Frente a la honestidad hipócrita -propia de mentes rutinarias y de caracteres domesticados-, existe una heráldica moral cuyos blasones son la virtud y la santidad. Es la antítesis de la tímida obsecuencia a los prejuicios que paraliza el corazón de los temperamentos vulgares y degenera en esa apoteosis de la frialdad sentimental que caracteriza la irrupción de todas las burguesías. La virtud quiere fe, entusiasmo, pasión, arrojo: de ellos vive. Los quiere en la intención y en las obras. No hay virtud cuando los actos desmienten las palabras, ni cabe nobleza donde la intención se arrastra. Por eso la mediocridad moral es más nociva en los hombres conspicuos y en las clases privilegiadas. El sabio que traiciona su verdad, el filósofo que vive fuera de su moral y el noble que deshonra su cuna, descienden a la más ignominiosa de las villanías; son menos disculpables que el truhán encenagado en el delito. Los privilegios de la cultura y del nacimiento imponen al que los disfruta una lealtad ejemplar para consigo mismo. La nobleza que no está en nuestro afán de perfección es inútil que perdure en ridículos abolengos y pergaminos; noble es el que revela en sus actos un respeto por su rango y no el que alega su alcurnia para justificar actos innobles. Por la virtud, nunca por la honestidad, se miden los valores de la aristocracia moral.

III. LOS TRÁNSFUGAS DE LA HONESTIDAD

Mientras el hipócrita merodea en la penumbra, el inválido moral se refugia en la tiniebla. En el crepúsculo medra el vicio, que la mediocridad ampara; en la noche irrumpe el delito, reprimido por leyes que la sociedad forja. Desde la hipocresía consentida hasta el crimen castigado, la transición es insensible; la noche se incuba en el crepúsculo. De la honestidad convencional se pasa a la infamia gradualmente, por matices leves y concesiones sutiles. En eso está el peligro de la conducta acomodaticia y vacilante.

Los tránsfugas de la moral son rebeldes a la domesticación; desprecian la prudente cobardía de Tartufo. Ignoran su equilibrismo, no saben simular, agreden los principios consagrados; y como la sociedad no puede tolerarlos sin comprometer su propia existencia, ellos tienden sus guerrillas contra ese mismo orden de cosas cuya custodia obsesiona a los mediocres.

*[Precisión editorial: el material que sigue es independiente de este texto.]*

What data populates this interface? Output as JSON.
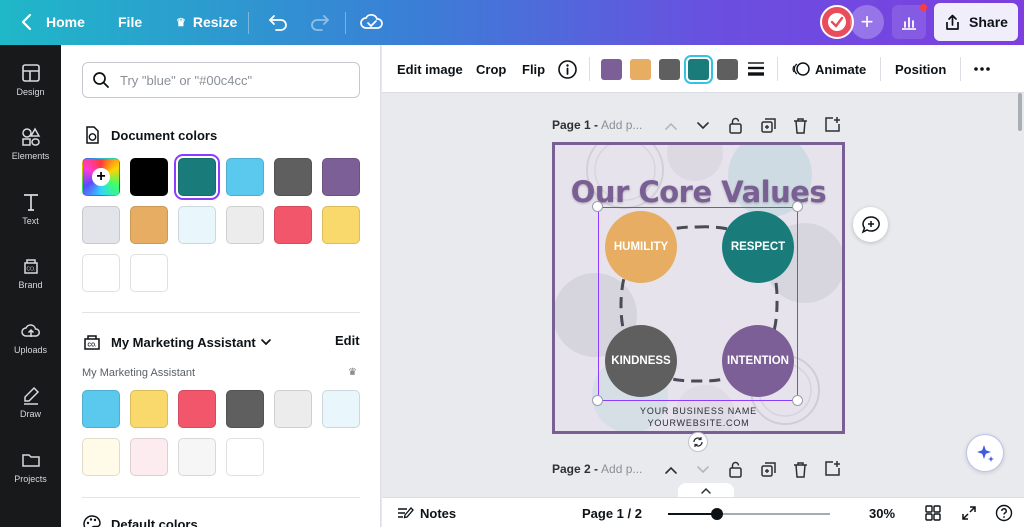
{
  "topbar": {
    "home_label": "Home",
    "file_label": "File",
    "resize_label": "Resize",
    "share_label": "Share"
  },
  "rail": {
    "items": [
      {
        "label": "Design",
        "icon": "layout-icon"
      },
      {
        "label": "Elements",
        "icon": "shapes-icon"
      },
      {
        "label": "Text",
        "icon": "text-icon"
      },
      {
        "label": "Brand",
        "icon": "brand-icon"
      },
      {
        "label": "Uploads",
        "icon": "upload-cloud-icon"
      },
      {
        "label": "Draw",
        "icon": "pen-icon"
      },
      {
        "label": "Projects",
        "icon": "folder-icon"
      }
    ]
  },
  "panel": {
    "search_placeholder": "Try \"blue\" or \"#00c4cc\"",
    "document_colors_title": "Document colors",
    "document_colors": [
      "#000000",
      "#1a7b7b",
      "#5bc8ee",
      "#5f5f5f",
      "#7b5f96",
      "#e3e3ea",
      "#e6ad63",
      "#e9f6fb",
      "#ececec",
      "#f2566a",
      "#f9d96c",
      "#ffffff",
      "#ffffff"
    ],
    "selected_document_color": "#1a7b7b",
    "brand_kit_title": "My Marketing Assistant",
    "edit_label": "Edit",
    "brand_sub_label": "My Marketing Assistant",
    "brand_colors": [
      "#5bc8ee",
      "#f9d96c",
      "#f2566a",
      "#5f5f5f",
      "#ececec",
      "#e9f6fb",
      "#fffbe8",
      "#fdecef",
      "#f6f6f6",
      "#ffffff"
    ],
    "default_colors_title": "Default colors"
  },
  "toolbar": {
    "edit_image": "Edit image",
    "crop": "Crop",
    "flip": "Flip",
    "animate": "Animate",
    "position": "Position",
    "swatches": [
      "#7b5f96",
      "#e6ad63",
      "#5f5f5f",
      "#1a7b7b",
      "#5f5f5f"
    ],
    "selected_swatch_index": 3
  },
  "canvas": {
    "page1_label": "Page 1 -",
    "page1_title_placeholder": "Add p...",
    "page2_label": "Page 2 -",
    "page2_title_placeholder": "Add p...",
    "design": {
      "title": "Our Core Values",
      "values": [
        {
          "label": "HUMILITY",
          "color": "#e6ad63"
        },
        {
          "label": "RESPECT",
          "color": "#1a7b7b"
        },
        {
          "label": "KINDNESS",
          "color": "#5f5f5f"
        },
        {
          "label": "INTENTION",
          "color": "#7b5f96"
        }
      ],
      "business_name": "YOUR BUSINESS NAME",
      "website": "YOURWEBSITE.COM",
      "frame_color": "#7a5f94"
    }
  },
  "bottombar": {
    "notes_label": "Notes",
    "page_indicator": "Page 1 / 2",
    "zoom_label": "30%",
    "zoom_value": 30
  }
}
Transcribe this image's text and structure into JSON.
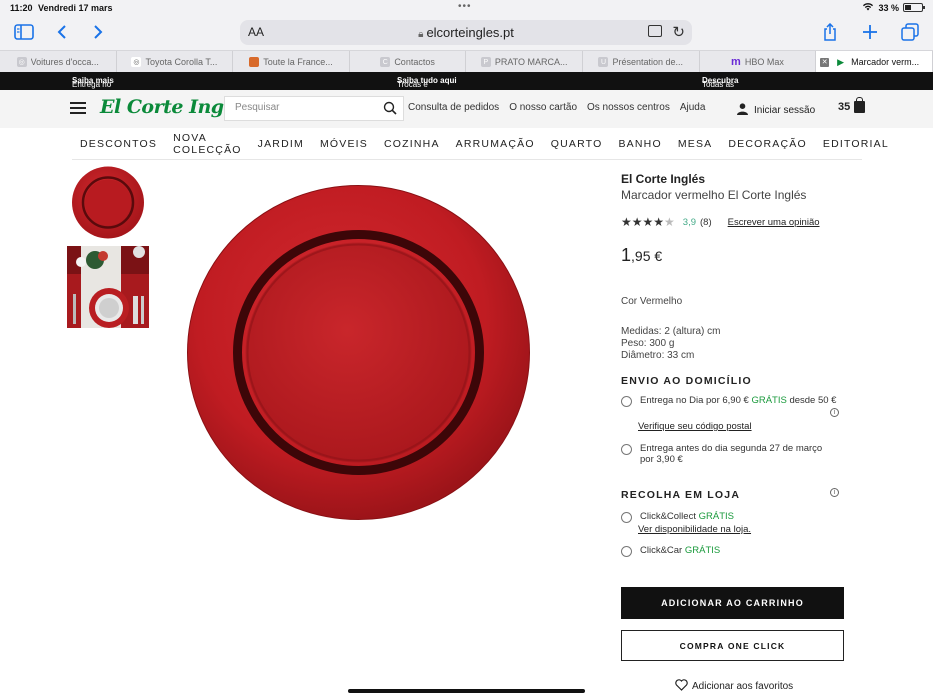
{
  "status_bar": {
    "time": "11:20",
    "date": "Vendredi 17 mars",
    "battery": "33 %"
  },
  "browser": {
    "text_size_label": "AA",
    "url": "elcorteingles.pt",
    "tabs": [
      {
        "label": "Voitures d'occa..."
      },
      {
        "label": "Toyota Corolla T..."
      },
      {
        "label": "Toute la France..."
      },
      {
        "label": "Contactos"
      },
      {
        "label": "PRATO MARCA..."
      },
      {
        "label": "Présentation de..."
      },
      {
        "label": "HBO Max"
      },
      {
        "label": "Marcador verm...",
        "active": true
      }
    ]
  },
  "promo_bar": {
    "left_text": "Entrega no dia à hora que quiser |",
    "left_link": "Saiba mais",
    "center_text": "Trocas e Devoluções |",
    "center_link": "Saiba tudo aqui",
    "right_text": "Todas as vantagens e serviços |",
    "right_link": "Descubra"
  },
  "header": {
    "logo": "El Corte Inglés",
    "search_placeholder": "Pesquisar",
    "links": [
      "Consulta de pedidos",
      "O nosso cartão",
      "Os nossos centros",
      "Ajuda"
    ],
    "login": "Iniciar sessão",
    "cart_count": "35"
  },
  "categories": [
    "DESCONTOS",
    "NOVA COLECÇÃO",
    "JARDIM",
    "MÓVEIS",
    "COZINHA",
    "ARRUMAÇÃO",
    "QUARTO",
    "BANHO",
    "MESA",
    "DECORAÇÃO",
    "EDITORIAL"
  ],
  "product": {
    "brand": "El Corte Inglés",
    "name": "Marcador vermelho El Corte Inglés",
    "rating": 3.9,
    "rating_score": "3,9",
    "rating_count": "(8)",
    "review_link": "Escrever uma opinião",
    "price_int": "1",
    "price_dec": ",95 €",
    "color": "Cor Vermelho",
    "dims": [
      "Medidas: 2 (altura) cm",
      "Peso: 300 g",
      "Diâmetro: 33 cm"
    ],
    "plate_color": "#c41f24"
  },
  "delivery": {
    "title": "ENVIO AO DOMICÍLIO",
    "opt1_a": "Entrega no Dia por 6,90 €",
    "opt1_free": "GRÁTIS",
    "opt1_b": "desde 50 €",
    "postal_link": "Verifique seu código postal",
    "opt2_line1": "Entrega antes do dia segunda 27 de março",
    "opt2_line2": "por 3,90 €"
  },
  "pickup": {
    "title": "RECOLHA EM LOJA",
    "opt1": "Click&Collect",
    "opt1_free": "GRÁTIS",
    "availability_link": "Ver disponibilidade na loja.",
    "opt2": "Click&Car",
    "opt2_free": "GRÁTIS"
  },
  "actions": {
    "add_to_cart": "ADICIONAR AO CARRINHO",
    "one_click": "COMPRA ONE CLICK",
    "favorites": "Adicionar aos favoritos"
  }
}
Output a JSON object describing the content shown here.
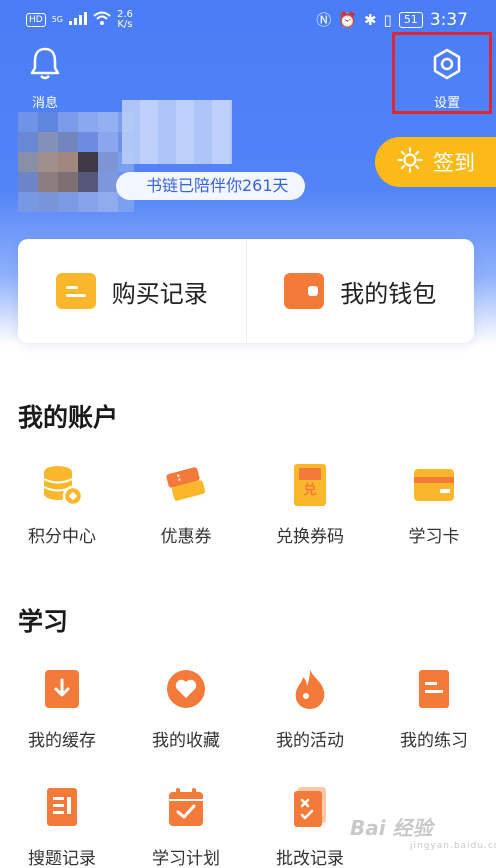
{
  "status_bar": {
    "hd": "HD",
    "network": "5G",
    "speed_value": "2.6",
    "speed_unit": "K/s",
    "battery": "51",
    "time": "3:37"
  },
  "header": {
    "messages_label": "消息",
    "settings_label": "设置"
  },
  "profile": {
    "companion_text": "书链已陪伴你261天",
    "signin_label": "签到"
  },
  "cards": {
    "purchase_label": "购买记录",
    "wallet_label": "我的钱包"
  },
  "account": {
    "title": "我的账户",
    "items": [
      {
        "label": "积分中心",
        "icon": "coins-icon"
      },
      {
        "label": "优惠券",
        "icon": "coupon-icon"
      },
      {
        "label": "兑换券码",
        "icon": "redeem-code-icon"
      },
      {
        "label": "学习卡",
        "icon": "study-card-icon"
      }
    ]
  },
  "study": {
    "title": "学习",
    "items": [
      {
        "label": "我的缓存",
        "icon": "download-icon"
      },
      {
        "label": "我的收藏",
        "icon": "heart-icon"
      },
      {
        "label": "我的活动",
        "icon": "flame-icon"
      },
      {
        "label": "我的练习",
        "icon": "exercise-icon"
      },
      {
        "label": "搜题记录",
        "icon": "search-record-icon"
      },
      {
        "label": "学习计划",
        "icon": "plan-icon"
      },
      {
        "label": "批改记录",
        "icon": "correction-icon"
      }
    ]
  },
  "watermark": {
    "brand": "Bai 经验",
    "url": "jingyan.baidu.com"
  },
  "colors": {
    "primary_blue": "#4a7cf6",
    "signin_yellow": "#fbba17",
    "icon_orange": "#f47a3a",
    "icon_yellow": "#fbb72c",
    "highlight_red": "#e0262f"
  }
}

Comparado con el inválido moral, el hombre honesto parece una alhaja. Esa distinción es necesaria; hay que hacerla en su favor, seguros de que él la reputará honrosa. Si es incapaz de ideal, también lo es de crimen desembozado; sabe disfrazar sus instintos, encubre el vicio, elude el delito penado por las leyes. En los otros, en cambio, toda perversidad brota a flor de piel, como una erupción pustulosa; son incapaces de sostenerse en la hipocresía, como los idiotas lo son de embalsarse en la rutina. Los honestos se esfuerzan por merecer el purgatorio; los delincuentes se han decidido por el infierno embistiendo sin escrúpulos ni remordimientos contra la armazón de prejuicios y leyes que la sociedad les opone.

Cada agregado humano cree que "la" verdadera moral es "su moral", olvidando que hay tantas como rebaños de hombres. Se es infame, vicioso, honesto o virtuoso, en el tiempo y en el espacio. Cada "moral" es una medida oportuna y convencional de los actos que constituyen la conducta humana; no tiene existencia esotérica, como no la tendría la "sociedad" abstractamente considerada.

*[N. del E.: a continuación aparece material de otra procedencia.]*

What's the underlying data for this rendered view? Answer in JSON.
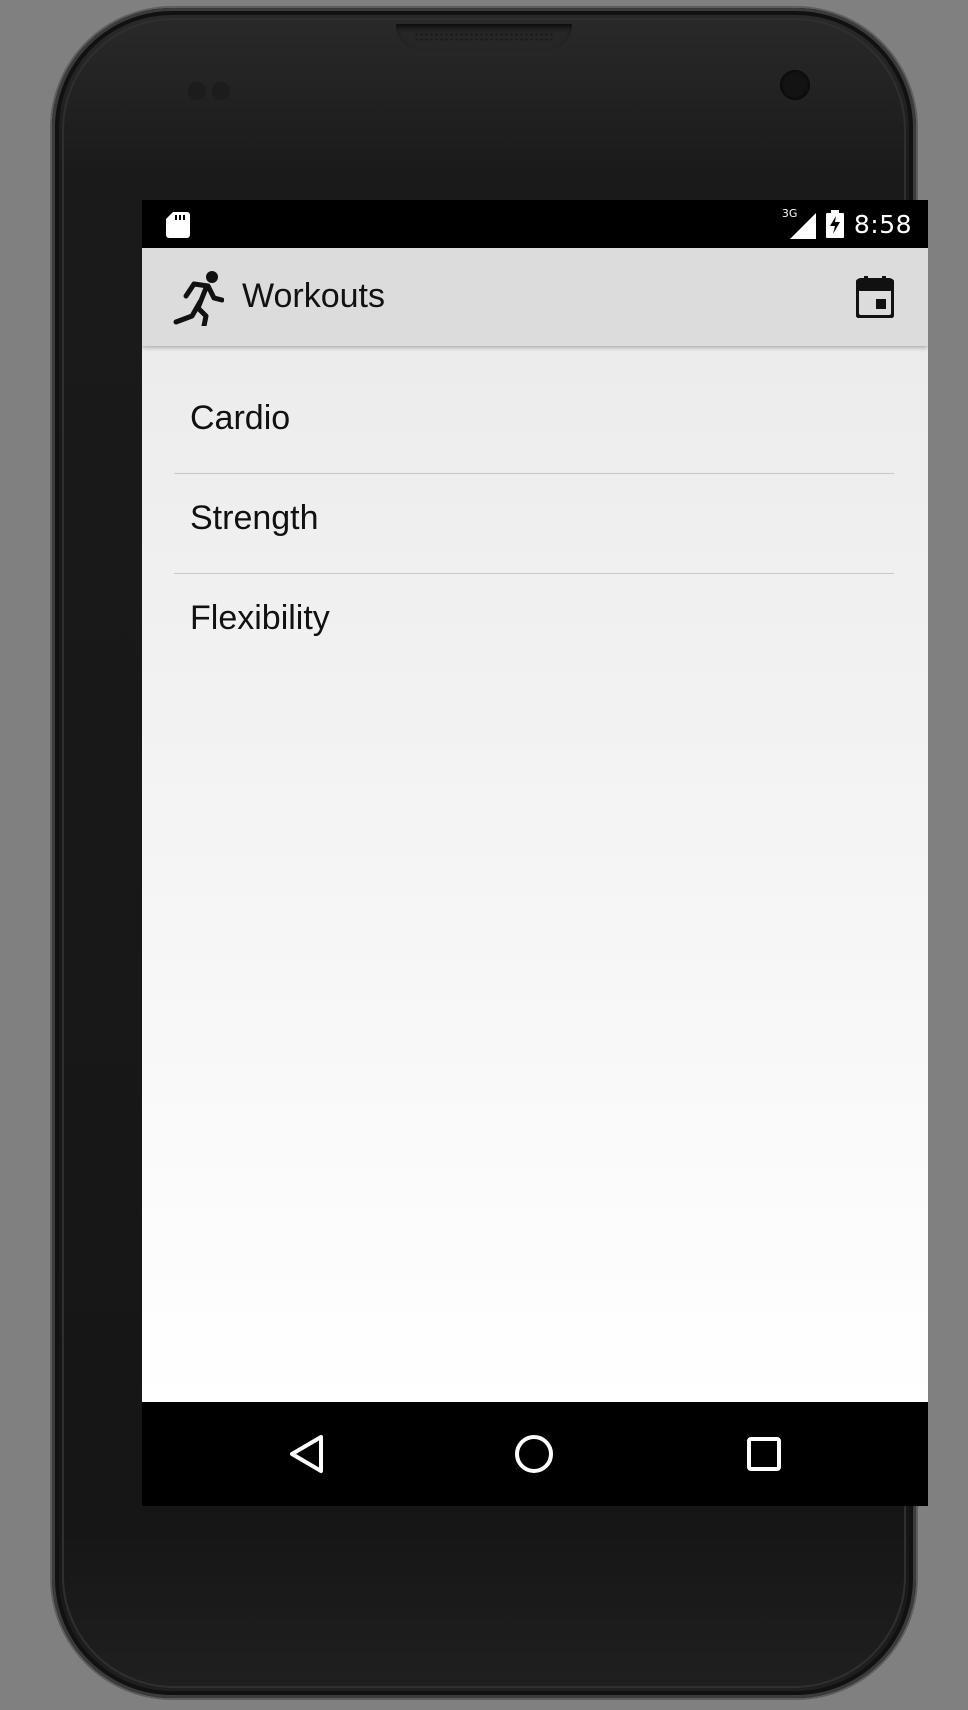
{
  "status_bar": {
    "network": "3G",
    "time": "8:58",
    "icons": [
      "sd-card-icon",
      "signal-icon",
      "battery-charging-icon"
    ]
  },
  "app_bar": {
    "title": "Workouts",
    "leading_icon": "running-person-icon",
    "action_icon": "calendar-icon"
  },
  "workouts": {
    "items": [
      {
        "label": "Cardio"
      },
      {
        "label": "Strength"
      },
      {
        "label": "Flexibility"
      }
    ]
  },
  "nav_bar": {
    "icons": [
      "back-icon",
      "home-icon",
      "recents-icon"
    ]
  },
  "colors": {
    "app_bar": "#dcdcdc",
    "divider": "#c8c8c8",
    "text": "#111111",
    "system_bar": "#000000"
  }
}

Sus cánones son relativos y se transforman obedeciendo al enmarañado determinismo de la evolución social. En cada ambiente y en cada época existe un criterio medio que sanciona como buenos o malos, honestos o delictuosos, permitidos o inadmisibles, los actos individuales que son útiles o nocivos a la vida colectiva. En cada momento histórico ese criterio es la subestructura de la moral, variable siempre.

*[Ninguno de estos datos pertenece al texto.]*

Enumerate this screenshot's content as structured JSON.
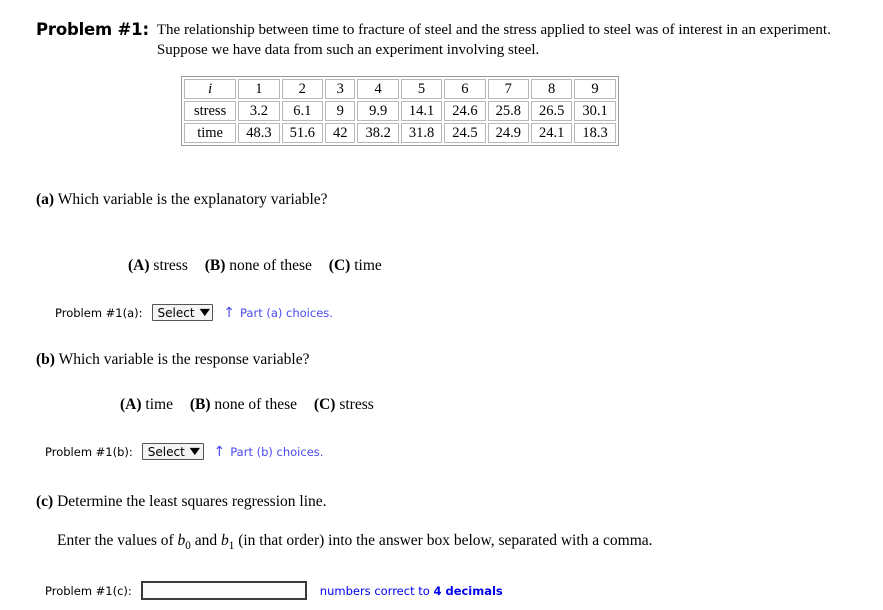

Los delincuentes son individuos incapaces de adaptar su conducta a la moralidad media de la sociedad en que viven. Son inferiores; tienen el "alma de la especie", pero no adquieren el "alma social". Divergen de la mediocridad, pero en sentido opuesto a los hombres excelentes, cuyas variaciones originales determinan una desadaptación evolutiva en el sentido de la perfección.

Son innúmeros. Todas las formas corrosivas de la degeneración desfilan en ese calidoscopio, como si al conjuro de un maléfico exorcismo se convirtieran en pavorosa realidad los más sórdidos ciclos de un infierno dantesco: parásitos de la escoria social, fronterizos de la infamia, comensales del vicio y de la deshonra, tristes que se mueven acicateados por sentimientos anormales, espíritus que sobrellevan la fatalidad de herencias enfermizas y sufren la carcoma inexorable de las miserias ambientes.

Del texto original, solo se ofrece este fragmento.